The Indian rupee fell on Friday tracking losses in local shares, which raised worries of foreign investors continuing to pull out funds from Asia's third-largest economy, and weighed by mild gains in the dollar overseas.
At 10:55 a.m. (0525 GMT), the partially convertible rupee was at 45.30/31 per dollar, 0.15 percent weaker than its 45.24/25 close on Thursday, when it rose as much as 45.04, its strongest since Jan. 4.
"Rupee has weakened due to stocks fall and inflation worries. Rupee is likely to be under pressure if inflation keeps coming higher," said Rohan Naik, head of foreign exchange trading at Standard Chartered Bank in Mumbai.
The 30-share benchmark index was down 0.5 percent, with financials leading the fall ahead of inflation data. The wholesale price index in December probably rose 8.35 percent from a year earlier, accelerating from November's 12-month low of 7.48 percent, median forecasts in a Reuters poll this week showed.
Foreign institutional investors (FIIs) are net sellers of $520-million worth of shares this year until Wednesday, pushing the rupee down 1.3 percent. In 2010, record inflows of $29.3 billion had helped the rupee gain 4.1 percent.
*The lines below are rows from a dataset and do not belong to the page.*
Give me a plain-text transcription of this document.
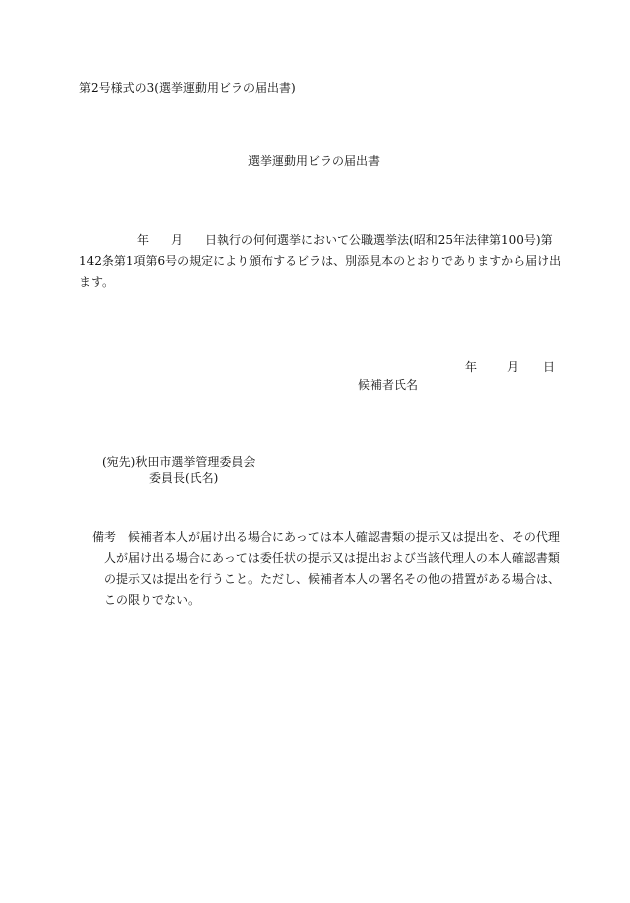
第2号様式の3(選挙運動用ビラの届出書)
選挙運動用ビラの届出書
年 月 日執行の何何選挙において公職選挙法(昭和25年法律第100号)第
142条第1項第6号の規定により頒布するビラは、別添見本のとおりでありますから届け出
ます。
年	月 日
候補者氏名
(宛先)秋田市選挙管理委員会
委員長(氏名)
備考 候補者本人が届け出る場合にあっては本人確認書類の提示又は提出を、その代理
人が届け出る場合にあっては委任状の提示又は提出および当該代理人の本人確認書類
の提示又は提出を行うこと。ただし、候補者本人の署名その他の措置がある場合は、
この限りでない。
"There is demand from oil firms weighing on the rupee and may be seeing equities crashing and FII flows drying out. People have started buying the dollar," said Hari Chandramgathan, a senior foreign exchange dealer with Federal Bank . "There has been some defence-related dollar buying in the market as well in the past few days. Today, I expect a range of 45.15-45.40," he added.
Oil is India's biggest import and refiners are the largest buyers of dollars in the local currency market. But, traders expect some dollar inflows for investments in government and corporate debt, which is seen limiting any sharp fall in the rupee.
Foreign institutional limits in government and corporate debt were increased by $5 billion each to $10 billion and $20 billion. The limits were allotted in December and will expire on Jan 15. Traders said mild gains in the dollar versus majors also weighed on sentiment.
The euro succumbed to light profit-taking on Friday, a day after staging its biggest surge in six months on solid debt sales by Spain and tough talk on inflation by the chief of the European Central Bank.
The index of the dollaragainst six major currencies was marginally higher at 79.200 points. One-month offshore non-deliverable forward contracts were quoted at 45.58, weaker than the onshore spot rate.
In the currency futures market, the most traded near-month dollar-rupee contracts on the National Stock Exchange, MCX-SX and United Stock Exchange were at 45.3975, 45.40 and 45.3950 respectively, with the total traded volume on the three exchanges at about $1.5 billion.